Many of your babies will have tear stains, especially the lighter-colored puppies (since you can see it more easily). This is not a reason to visit the vet or be concerned in young puppies. The first month or two after you bring a healthy puppy home, their eyes should start to tear; this is an indication that the eye is healthy, flushing, and functioning properly. This will nearly always just fade away as your puppy gets older.
On the other hand, a puppy older than five months old who continues to have tear stains and a persistently wet region behind their eyes is a problem. Today, I want to discuss about this.
When tears spill over onto the face, the condition known as epiphora takes place. It may be brought on by an overabundance of tears, a deficiency in tear drainage, or a combination of the two.
Everybody has probably experienced the tearing and irritation that happen whenever something gets in our eyes at some point. Epiphora can be acute or chronic. Tears are the eye’s natural response to irritation and serve as an effort to wash away the offending substance.
When epiphora persists, the continual moisture around the eyes causes skin irritation and serves as a haven for yeast and germs, which may be the reason your dog keeps rubbing his eyes. Porphyrin, a pigment contained in tears, accumulates over time and causes the red staining that we perceive around the eyes.
Visiting your normal veterinarian or a veterinary ophthalmologist should be your first step. To ensure sure there are no foreign objects inside the eye, they will examine it. They’ll be on the lookout for distichiasis, also known as an ectopic cilium, which occurs when an eyelash grows improperly so that it ends up towards the cornea rather than away from it. This is typical of some breeds, such as poodles.
They will look for additional causes of excessive tear production include glaucoma, uveitis, and conjunctivitis. Sometimes epiphora is caused by a difficulty with tear drainage rather than an overabundance of tears.
Typically, tears leave the eye through tiny openings called puncta and travel down a duct called the nasolacrimal duct before draining into the nose. Because of this, we always need to blow our noses after a good weep.
When this duct is occasionally clogged by debris like grass awns, rhinitis, or sinusitis, the surrounding soft tissue swells and the duct eventually becomes occluded.

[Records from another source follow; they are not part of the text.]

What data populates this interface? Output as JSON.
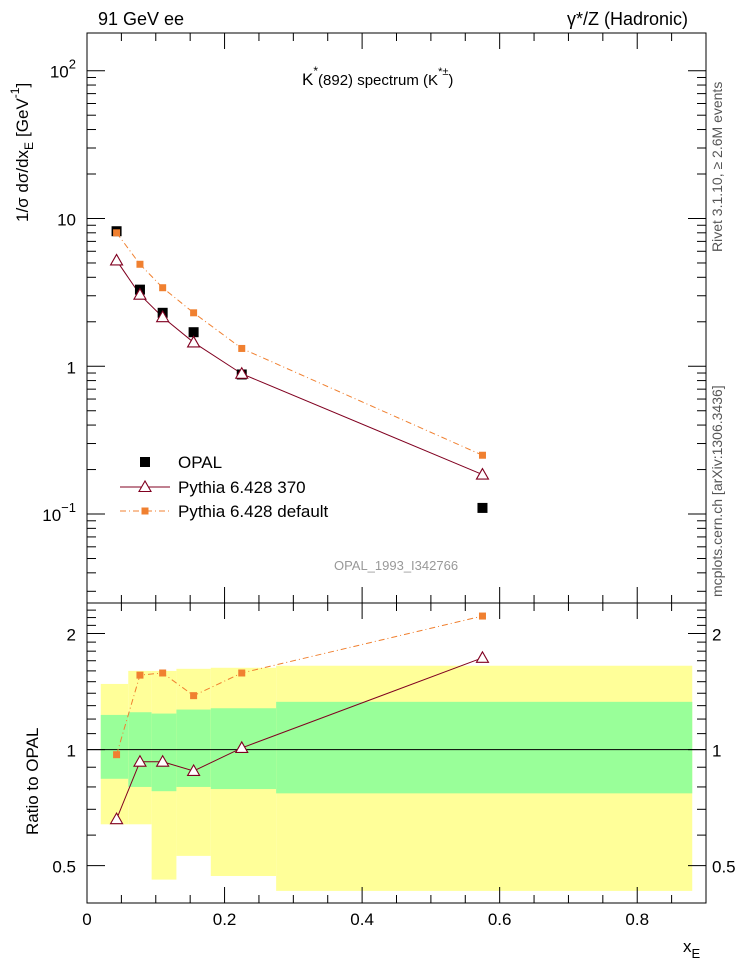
{
  "header": {
    "left": "91 GeV ee",
    "right": "γ*/Z (Hadronic)"
  },
  "side_text": {
    "top": "Rivet 3.1.10, ≥ 2.6M events",
    "bottom": "mcplots.cern.ch [arXiv:1306.3436]"
  },
  "colors": {
    "data": "#000000",
    "pythia370": "#800020",
    "pythia_default": "#f08030",
    "band_inner": "#99ff99",
    "band_outer": "#ffff99"
  },
  "chart_data": [
    {
      "type": "scatter",
      "title_main": "K",
      "title_sup": "*",
      "title_mid": "(892) spectrum (K",
      "title_sup2": "*±",
      "title_end": ")",
      "ylabel": "1/σ dσ/dx",
      "ylabel_sub": "E",
      "ylabel_unit": "[GeV",
      "ylabel_unit_sup": "-1",
      "ylabel_unit_end": "]",
      "yscale": "log",
      "ylim": [
        0.025,
        180
      ],
      "xlim": [
        0,
        0.9
      ],
      "yticks": [
        {
          "value": 0.1,
          "base": "10",
          "exp": "−1"
        },
        {
          "value": 1,
          "base": "1",
          "exp": ""
        },
        {
          "value": 10,
          "base": "10",
          "exp": ""
        },
        {
          "value": 100,
          "base": "10",
          "exp": "2"
        }
      ],
      "watermark": "OPAL_1993_I342766",
      "legend_position": "bottom-left",
      "series": [
        {
          "name": "OPAL",
          "style": "square",
          "x": [
            0.043,
            0.077,
            0.11,
            0.155,
            0.225,
            0.575
          ],
          "y": [
            8.2,
            3.3,
            2.3,
            1.7,
            0.88,
            0.11
          ]
        },
        {
          "name": "Pythia 6.428 370",
          "style": "triangle-line",
          "x": [
            0.043,
            0.077,
            0.11,
            0.155,
            0.225,
            0.575
          ],
          "y": [
            5.2,
            3.05,
            2.15,
            1.45,
            0.89,
            0.185
          ]
        },
        {
          "name": "Pythia 6.428 default",
          "style": "small-square-dashdot",
          "x": [
            0.043,
            0.077,
            0.11,
            0.155,
            0.225,
            0.575
          ],
          "y": [
            8.0,
            4.9,
            3.4,
            2.3,
            1.32,
            0.25
          ]
        }
      ]
    },
    {
      "type": "line",
      "ylabel": "Ratio to OPAL",
      "yscale": "log",
      "ylim": [
        0.4,
        2.4
      ],
      "xlim": [
        0,
        0.9
      ],
      "xlabel": "x",
      "xlabel_sub": "E",
      "xticks": [
        {
          "value": 0,
          "label": "0"
        },
        {
          "value": 0.2,
          "label": "0.2"
        },
        {
          "value": 0.4,
          "label": "0.4"
        },
        {
          "value": 0.6,
          "label": "0.6"
        },
        {
          "value": 0.8,
          "label": "0.8"
        }
      ],
      "yticks": [
        {
          "value": 0.5,
          "label": "0.5"
        },
        {
          "value": 1,
          "label": "1"
        },
        {
          "value": 2,
          "label": "2"
        }
      ],
      "bands": {
        "edges": [
          0.02,
          0.06,
          0.094,
          0.13,
          0.18,
          0.275,
          0.88
        ],
        "inner_low": [
          0.84,
          0.8,
          0.78,
          0.8,
          0.79,
          0.77
        ],
        "inner_high": [
          1.23,
          1.25,
          1.24,
          1.27,
          1.28,
          1.33
        ],
        "outer_low": [
          0.64,
          0.64,
          0.46,
          0.53,
          0.47,
          0.43
        ],
        "outer_high": [
          1.48,
          1.6,
          1.6,
          1.62,
          1.63,
          1.65
        ]
      },
      "series": [
        {
          "name": "Pythia 6.428 370",
          "x": [
            0.043,
            0.077,
            0.11,
            0.155,
            0.225,
            0.575
          ],
          "y": [
            0.66,
            0.93,
            0.93,
            0.88,
            1.01,
            1.73
          ]
        },
        {
          "name": "Pythia 6.428 default",
          "x": [
            0.043,
            0.077,
            0.11,
            0.155,
            0.225,
            0.575
          ],
          "y": [
            0.97,
            1.56,
            1.58,
            1.38,
            1.58,
            2.22
          ]
        }
      ]
    }
  ]
}
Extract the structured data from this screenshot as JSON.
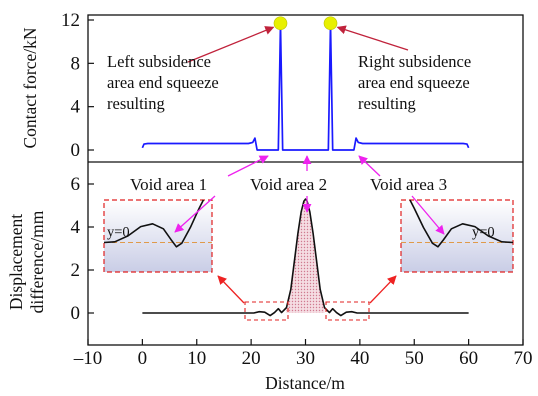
{
  "chart_data": [
    {
      "type": "line",
      "panel": "top",
      "ylabel": "Contact force/kN",
      "ylim": [
        0,
        12
      ],
      "yticks": [
        0,
        4,
        8,
        12
      ],
      "xlim": [
        -10,
        70
      ],
      "series": [
        {
          "color": "#1a1aff",
          "x": [
            0,
            0.3,
            1,
            19.5,
            20.3,
            20.7,
            21.1,
            24.6,
            25.0,
            25.4,
            25.8,
            26.2,
            33.8,
            34.2,
            34.6,
            35.0,
            35.4,
            38.9,
            39.3,
            39.7,
            40.5,
            59,
            59.7,
            60
          ],
          "y": [
            0.2,
            0.55,
            0.6,
            0.6,
            0.7,
            1.1,
            0.0,
            0.0,
            0.0,
            11.7,
            0.0,
            0.0,
            0.0,
            0.0,
            11.7,
            0.0,
            0.0,
            0.0,
            1.1,
            0.7,
            0.6,
            0.6,
            0.55,
            0.2
          ]
        }
      ],
      "markers": [
        {
          "x": 25.4,
          "y": 11.7,
          "color": "#e8f000"
        },
        {
          "x": 34.6,
          "y": 11.7,
          "color": "#e8f000"
        }
      ],
      "annotations": {
        "left_lines": [
          "Left subsidence",
          "area end squeeze",
          "resulting"
        ],
        "right_lines": [
          "Right subsidence",
          "area end squeeze",
          "resulting"
        ],
        "void_labels": [
          "Void area 1",
          "Void area 2",
          "Void area 3"
        ]
      }
    },
    {
      "type": "line",
      "panel": "bottom",
      "xlabel": "Distance/m",
      "ylabel_lines": [
        "Displacement",
        "difference/mm"
      ],
      "xlim": [
        -10,
        70
      ],
      "xticks": [
        -10,
        0,
        10,
        20,
        30,
        40,
        50,
        60,
        70
      ],
      "xtick_labels": [
        "–10",
        "0",
        "10",
        "20",
        "30",
        "40",
        "50",
        "60",
        "70"
      ],
      "ylim": [
        -0.6,
        6
      ],
      "yticks": [
        0,
        2,
        4,
        6
      ],
      "series": [
        {
          "color": "#111111",
          "fill": "#e8b8c4",
          "x": [
            0,
            20.5,
            21.5,
            22.5,
            23.5,
            24.3,
            25,
            25.6,
            26.5,
            27.3,
            28,
            28.6,
            29.2,
            29.7,
            30,
            30.3,
            30.8,
            31.4,
            32,
            32.7,
            33.5,
            34.4,
            35,
            35.7,
            36.5,
            37.5,
            38.5,
            39.5,
            60
          ],
          "y": [
            0,
            0,
            0.06,
            0.04,
            -0.12,
            0.02,
            0.2,
            0.02,
            0.25,
            1.1,
            2.5,
            3.7,
            4.7,
            5.2,
            5.3,
            5.2,
            4.7,
            3.7,
            2.5,
            1.1,
            0.25,
            0.02,
            0.2,
            0.02,
            -0.12,
            0.04,
            0.06,
            0,
            0
          ]
        }
      ],
      "insets": [
        {
          "label": "y=0",
          "side": "left"
        },
        {
          "label": "y=0",
          "side": "right"
        }
      ]
    }
  ]
}
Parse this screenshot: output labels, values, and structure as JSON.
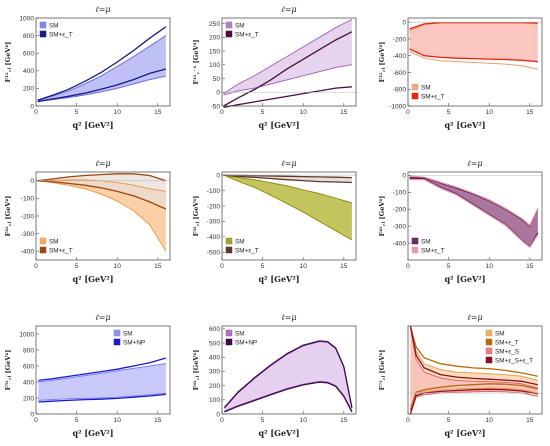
{
  "chart_data": [
    {
      "type": "area",
      "title": "ℓ=μ",
      "xlabel": "q²  [GeV²]",
      "ylabel": "F¹ᴸ,ⱼ  [GeV⁴]",
      "xlim": [
        0,
        16.5
      ],
      "ylim": [
        0,
        1000
      ],
      "xticks": [
        "0",
        "5",
        "10",
        "15"
      ],
      "yticks": [
        "0",
        "200",
        "400",
        "600",
        "800",
        "1000"
      ],
      "legend": "top-left",
      "series": [
        {
          "name": "SM",
          "color": "#6d72e0",
          "fill": "#a9abf2",
          "x": [
            0.2,
            2,
            4,
            6,
            8,
            10,
            12,
            14,
            16
          ],
          "lower": [
            55,
            70,
            95,
            125,
            160,
            200,
            250,
            300,
            340
          ],
          "upper": [
            60,
            110,
            170,
            250,
            340,
            450,
            560,
            680,
            800
          ]
        },
        {
          "name": "SM+ε_T",
          "color": "#1c1a82",
          "fill": "none",
          "x": [
            0.2,
            2,
            4,
            6,
            8,
            10,
            12,
            14,
            16
          ],
          "lower": [
            50,
            80,
            110,
            145,
            190,
            240,
            300,
            370,
            420
          ],
          "upper": [
            65,
            120,
            190,
            280,
            380,
            500,
            630,
            770,
            900
          ]
        }
      ]
    },
    {
      "type": "area",
      "title": "ℓ=μ",
      "xlabel": "q²  [GeV²]",
      "ylabel": "F¹ᴸ,⁻¹  [GeV⁴]",
      "xlim": [
        0,
        16.5
      ],
      "ylim": [
        -50,
        270
      ],
      "xticks": [
        "0",
        "5",
        "10",
        "15"
      ],
      "yticks": [
        "-50",
        "0",
        "50",
        "100",
        "150",
        "200",
        "250"
      ],
      "legend": "top-left",
      "series": [
        {
          "name": "SM",
          "color": "#a46db8",
          "fill": "#ddc4e8",
          "x": [
            0.2,
            2,
            4,
            6,
            8,
            10,
            12,
            14,
            16
          ],
          "lower": [
            -10,
            5,
            15,
            30,
            45,
            60,
            75,
            90,
            100
          ],
          "upper": [
            -5,
            30,
            60,
            95,
            130,
            165,
            200,
            235,
            265
          ]
        },
        {
          "name": "SM+ε_T",
          "color": "#4a0f3e",
          "fill": "none",
          "x": [
            0.2,
            2,
            4,
            6,
            8,
            10,
            12,
            14,
            16
          ],
          "lower": [
            -55,
            -45,
            -35,
            -25,
            -15,
            -5,
            5,
            15,
            20
          ],
          "upper": [
            -50,
            -20,
            10,
            45,
            85,
            120,
            155,
            190,
            220
          ]
        }
      ]
    },
    {
      "type": "area",
      "title": "",
      "xlabel": "q²  [GeV²]",
      "ylabel": "F¹ᴸ,ⱼ  [GeV⁴]",
      "xlim": [
        0,
        16.5
      ],
      "ylim": [
        -1000,
        50
      ],
      "xticks": [
        "0",
        "5",
        "10",
        "15"
      ],
      "yticks": [
        "-1000",
        "-800",
        "-600",
        "-400",
        "-200",
        "0"
      ],
      "legend": "bottom-left",
      "series": [
        {
          "name": "SM",
          "color": "#e8a070",
          "fill": "none",
          "x": [
            0.2,
            2,
            4,
            6,
            8,
            10,
            12,
            14,
            16
          ],
          "lower": [
            -350,
            -430,
            -460,
            -470,
            -480,
            -490,
            -500,
            -520,
            -560
          ],
          "upper": [
            -100,
            -30,
            -10,
            -10,
            -10,
            -10,
            -10,
            -10,
            -20
          ]
        },
        {
          "name": "SM+ε_T",
          "color": "#e52410",
          "fill": "#f9b3aa",
          "x": [
            0.2,
            2,
            4,
            6,
            8,
            10,
            12,
            14,
            16
          ],
          "lower": [
            -320,
            -400,
            -420,
            -430,
            -435,
            -440,
            -445,
            -455,
            -470
          ],
          "upper": [
            -80,
            -20,
            -5,
            -5,
            -5,
            -5,
            -5,
            -5,
            -10
          ]
        }
      ]
    },
    {
      "type": "area",
      "title": "ℓ=μ",
      "xlabel": "q²  [GeV²]",
      "ylabel": "F²ᴸ,ⱼ  [GeV⁴]",
      "xlim": [
        0,
        16.5
      ],
      "ylim": [
        -450,
        50
      ],
      "xticks": [
        "0",
        "5",
        "10",
        "15"
      ],
      "yticks": [
        "-400",
        "-300",
        "-200",
        "-100",
        "0"
      ],
      "legend": "bottom-left",
      "series": [
        {
          "name": "SM",
          "color": "#f29a4a",
          "fill": "#fac08a",
          "x": [
            0.2,
            2,
            4,
            6,
            8,
            10,
            12,
            14,
            16
          ],
          "lower": [
            0,
            -10,
            -25,
            -45,
            -75,
            -115,
            -170,
            -250,
            -400
          ],
          "upper": [
            0,
            2,
            5,
            5,
            0,
            -10,
            -25,
            -45,
            -60
          ]
        },
        {
          "name": "SM+ε_T",
          "color": "#9a4a10",
          "fill": "#e8ddd5",
          "x": [
            0.2,
            2,
            4,
            6,
            8,
            10,
            12,
            14,
            16
          ],
          "lower": [
            0,
            -5,
            -15,
            -25,
            -40,
            -60,
            -85,
            -120,
            -160
          ],
          "upper": [
            0,
            10,
            22,
            30,
            35,
            40,
            40,
            30,
            0
          ]
        }
      ]
    },
    {
      "type": "area",
      "title": "ℓ=μ",
      "xlabel": "q²  [GeV²]",
      "ylabel": "F³ᴸ,ⱼ  [GeV⁴]",
      "xlim": [
        0,
        16.5
      ],
      "ylim": [
        -550,
        20
      ],
      "xticks": [
        "0",
        "5",
        "10",
        "15"
      ],
      "yticks": [
        "-500",
        "-400",
        "-300",
        "-200",
        "-100",
        "0"
      ],
      "legend": "bottom-left",
      "series": [
        {
          "name": "SM",
          "color": "#8f9014",
          "fill": "#b0b02a",
          "x": [
            0.2,
            2,
            4,
            6,
            8,
            10,
            12,
            14,
            16
          ],
          "lower": [
            0,
            -40,
            -80,
            -130,
            -185,
            -240,
            -300,
            -360,
            -420
          ],
          "upper": [
            0,
            -15,
            -30,
            -50,
            -70,
            -95,
            -120,
            -150,
            -180
          ]
        },
        {
          "name": "SM+ε_T",
          "color": "#5a3a2a",
          "fill": "#ddd2c8",
          "x": [
            0.2,
            2,
            4,
            6,
            8,
            10,
            12,
            14,
            16
          ],
          "lower": [
            0,
            -8,
            -15,
            -22,
            -30,
            -36,
            -42,
            -45,
            -48
          ],
          "upper": [
            0,
            -2,
            -4,
            -6,
            -8,
            -10,
            -12,
            -14,
            -16
          ]
        }
      ]
    },
    {
      "type": "area",
      "title": "ℓ=μ",
      "xlabel": "q²  [GeV²]",
      "ylabel": "F⁴ᴸ,ⱼ  [GeV⁴]",
      "xlim": [
        0,
        16.5
      ],
      "ylim": [
        -500,
        20
      ],
      "xticks": [
        "0",
        "5",
        "10",
        "15"
      ],
      "yticks": [
        "-400",
        "-300",
        "-200",
        "-100",
        "0"
      ],
      "legend": "bottom-left",
      "series": [
        {
          "name": "SM",
          "color": "#4d0d4a",
          "fill": "#8c4a7e",
          "x": [
            0.2,
            2,
            4,
            6,
            8,
            10,
            12,
            14,
            15,
            16
          ],
          "lower": [
            -20,
            -20,
            -70,
            -110,
            -170,
            -230,
            -290,
            -380,
            -420,
            -340
          ],
          "upper": [
            -10,
            -15,
            -45,
            -75,
            -110,
            -150,
            -200,
            -260,
            -300,
            -200
          ]
        },
        {
          "name": "SM+ε_T",
          "color": "#e89aa8",
          "fill": "none",
          "x": [
            0.2,
            2,
            4,
            6,
            8,
            10,
            12,
            14,
            15,
            16
          ],
          "lower": [
            -25,
            -25,
            -75,
            -115,
            -175,
            -235,
            -295,
            -385,
            -425,
            -350
          ],
          "upper": [
            -5,
            -10,
            -40,
            -70,
            -105,
            -145,
            -195,
            -255,
            -295,
            -195
          ]
        }
      ]
    },
    {
      "type": "area",
      "title": "ℓ=μ",
      "xlabel": "q²  [GeV²]",
      "ylabel": "F⁵ᴸ,ⱼ  [GeV⁴]",
      "xlim": [
        0,
        16.5
      ],
      "ylim": [
        0,
        1100
      ],
      "xticks": [
        "0",
        "5",
        "10",
        "15"
      ],
      "yticks": [
        "0",
        "200",
        "400",
        "600",
        "800",
        "1000"
      ],
      "legend": "top-right",
      "series": [
        {
          "name": "SM",
          "color": "#7b7ef0",
          "fill": "#b5b7f5",
          "x": [
            0.3,
            2,
            4,
            6,
            8,
            10,
            12,
            14,
            16
          ],
          "lower": [
            170,
            180,
            190,
            195,
            200,
            210,
            225,
            240,
            260
          ],
          "upper": [
            400,
            420,
            450,
            480,
            510,
            540,
            570,
            600,
            630
          ]
        },
        {
          "name": "SM+NP",
          "color": "#1a1ac8",
          "fill": "none",
          "x": [
            0.3,
            2,
            4,
            6,
            8,
            10,
            12,
            14,
            16
          ],
          "lower": [
            150,
            160,
            170,
            180,
            185,
            195,
            210,
            225,
            245
          ],
          "upper": [
            420,
            440,
            470,
            500,
            530,
            560,
            600,
            640,
            700
          ]
        }
      ]
    },
    {
      "type": "area",
      "title": "ℓ=μ",
      "xlabel": "q²  [GeV²]",
      "ylabel": "F⁶ᴸ,ⱼ  [GeV⁴]",
      "xlim": [
        0,
        16.5
      ],
      "ylim": [
        0,
        620
      ],
      "xticks": [
        "0",
        "5",
        "10",
        "15"
      ],
      "yticks": [
        "0",
        "100",
        "200",
        "300",
        "400",
        "500",
        "600"
      ],
      "legend": "top-left",
      "series": [
        {
          "name": "SM",
          "color": "#a05ab8",
          "fill": "#dcc0ea",
          "x": [
            0.3,
            2,
            4,
            6,
            8,
            10,
            12,
            13,
            14,
            15,
            16
          ],
          "lower": [
            20,
            60,
            100,
            140,
            180,
            210,
            230,
            225,
            200,
            130,
            20
          ],
          "upper": [
            40,
            150,
            250,
            340,
            420,
            480,
            510,
            505,
            460,
            330,
            40
          ]
        },
        {
          "name": "SM+NP",
          "color": "#3a0a4a",
          "fill": "none",
          "x": [
            0.3,
            2,
            4,
            6,
            8,
            10,
            12,
            13,
            14,
            15,
            16
          ],
          "lower": [
            15,
            55,
            95,
            135,
            175,
            205,
            225,
            220,
            195,
            125,
            15
          ],
          "upper": [
            45,
            155,
            255,
            345,
            425,
            485,
            515,
            510,
            465,
            335,
            45
          ]
        }
      ]
    },
    {
      "type": "area",
      "title": "ℓ=μ",
      "xlabel": "q²  [GeV²]",
      "ylabel": "F⁷ᴸ,ⱼ  [GeV⁴]",
      "xlim": [
        0,
        16.5
      ],
      "ylim": [
        -250,
        800
      ],
      "xticks": [
        "0",
        "5",
        "10",
        "15"
      ],
      "yticks": [],
      "legend": "top-right",
      "series": [
        {
          "name": "SM",
          "color": "#e8a050",
          "fill": "#f8d2a8",
          "x": [
            0.3,
            1,
            2,
            4,
            6,
            8,
            10,
            12,
            14,
            16
          ],
          "lower": [
            -250,
            0,
            20,
            40,
            50,
            55,
            60,
            55,
            40,
            0
          ],
          "upper": [
            800,
            500,
            350,
            280,
            250,
            240,
            230,
            220,
            200,
            150
          ]
        },
        {
          "name": "SM+ε_T",
          "color": "#b86a10",
          "fill": "none",
          "x": [
            0.3,
            1,
            2,
            4,
            6,
            8,
            10,
            12,
            14,
            16
          ],
          "lower": [
            -200,
            10,
            40,
            70,
            90,
            100,
            110,
            105,
            90,
            50
          ],
          "upper": [
            800,
            550,
            420,
            350,
            320,
            300,
            290,
            270,
            240,
            200
          ]
        },
        {
          "name": "SM+ε_S",
          "color": "#e26868",
          "fill": "#f5b9b9",
          "x": [
            0.3,
            1,
            2,
            4,
            6,
            8,
            10,
            12,
            14,
            16
          ],
          "lower": [
            -250,
            -50,
            -20,
            0,
            10,
            15,
            20,
            15,
            0,
            -40
          ],
          "upper": [
            800,
            400,
            250,
            180,
            150,
            140,
            135,
            130,
            110,
            60
          ]
        },
        {
          "name": "SM+ε_S+ε_T",
          "color": "#8a1020",
          "fill": "none",
          "x": [
            0.3,
            1,
            2,
            4,
            6,
            8,
            10,
            12,
            14,
            16
          ],
          "lower": [
            -250,
            -30,
            0,
            20,
            30,
            40,
            45,
            40,
            25,
            -10
          ],
          "upper": [
            800,
            450,
            300,
            220,
            190,
            175,
            165,
            155,
            140,
            100
          ]
        }
      ]
    }
  ]
}
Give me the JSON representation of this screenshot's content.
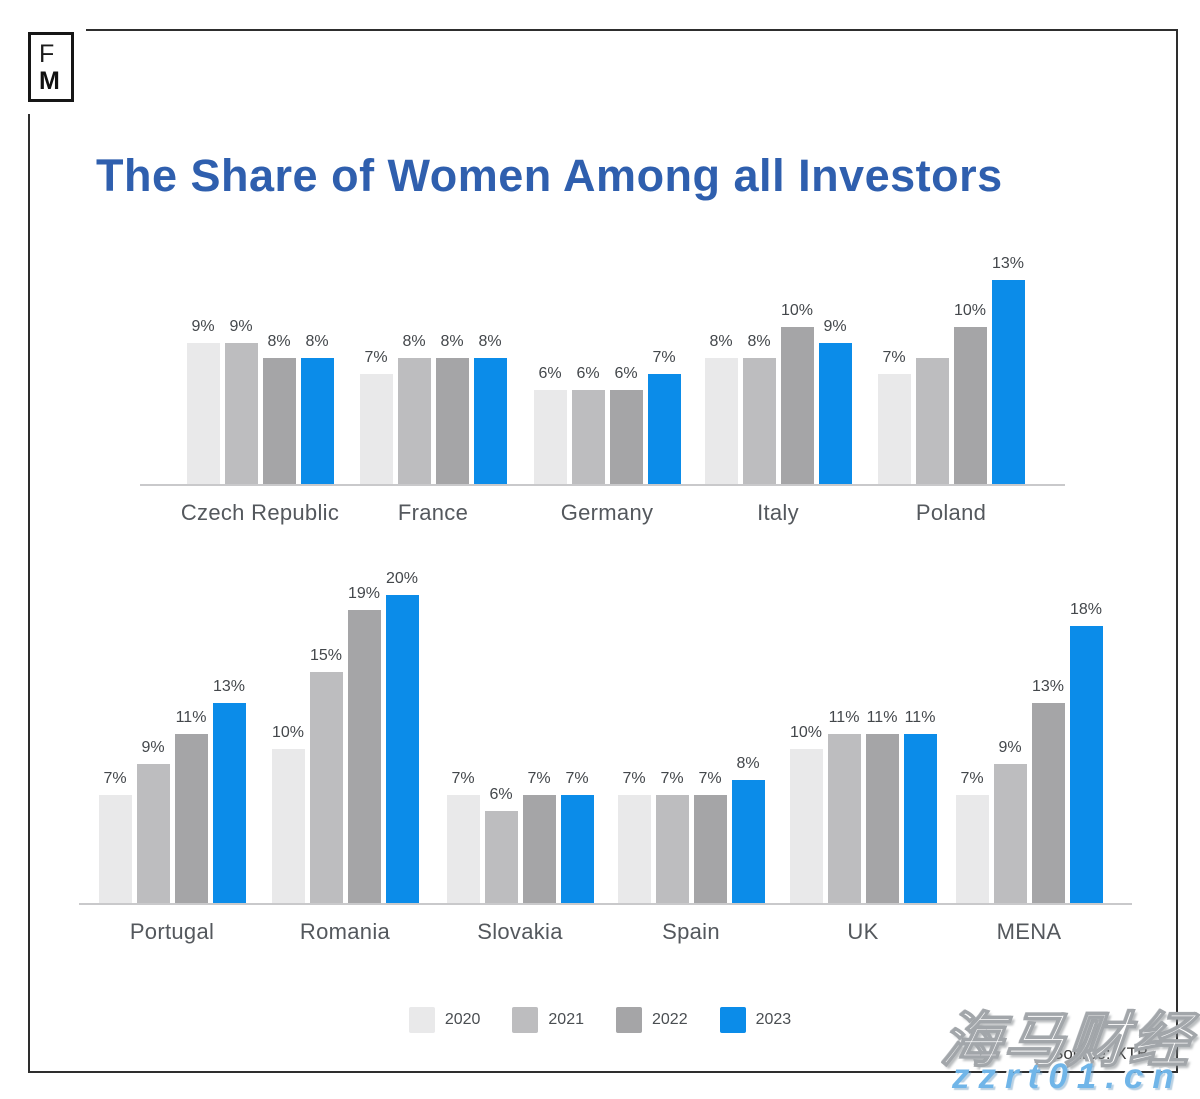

Breeds like poodles are more likely to develop imperforate puncta, which occurs when the nasolacrimal duct fails to form properly and chronic epiphora results from a lack of drainage. The nasolacrimal duct’s patency and the presence of corneal ulcerations can both be checked by your veterinarian using a fluoresecein stain. A few minutes after applying fluorescein stain to the eye, in a typical dog, the stain will start to show up around the nose.
Depending on the underlying cause of Epiphora, different treatments will be used. If a foreign object is causing the irritation or clogging the nasolacrimal duct, sometimes flushing the eyes helps solve the problem. Cryosurgery or electrolysis can be used to remove an aberrant eyelash if it is the source of the issue. When the nasolacrimal duct becomes blocked due to glaucoma, sinusitis, or rhinitis-related swelling, the original ailment is treated first, and the nasolacrimal duct’s patency is typically restored once the swelling subsides. When a puncta is imperforate, surgery may be required to open the puncta or to perform a dacryocystorhinotomy, which makes a hole in the nasal cavity through which tears can flow.
By keeping the hair around the eyes trimmed and gently wiping the eye corners with a paper towel dampened with warm water, you can boost your dog’s comfort level in the interim. To maintain your dog’s eyes healthy and clean, use a dog eye wash on a regular basis. Use an Elizabethan collar if he is pawing at his eyes to stop any self-inflicted injury to the eyes until you can take him to the vet. There are many tear staining products on the market, but I do not advise using them before consulting your veterinarian because they have a tendency to conceal sickness and do not deal with whatever may be the underlying cause of your dog’s epiphora.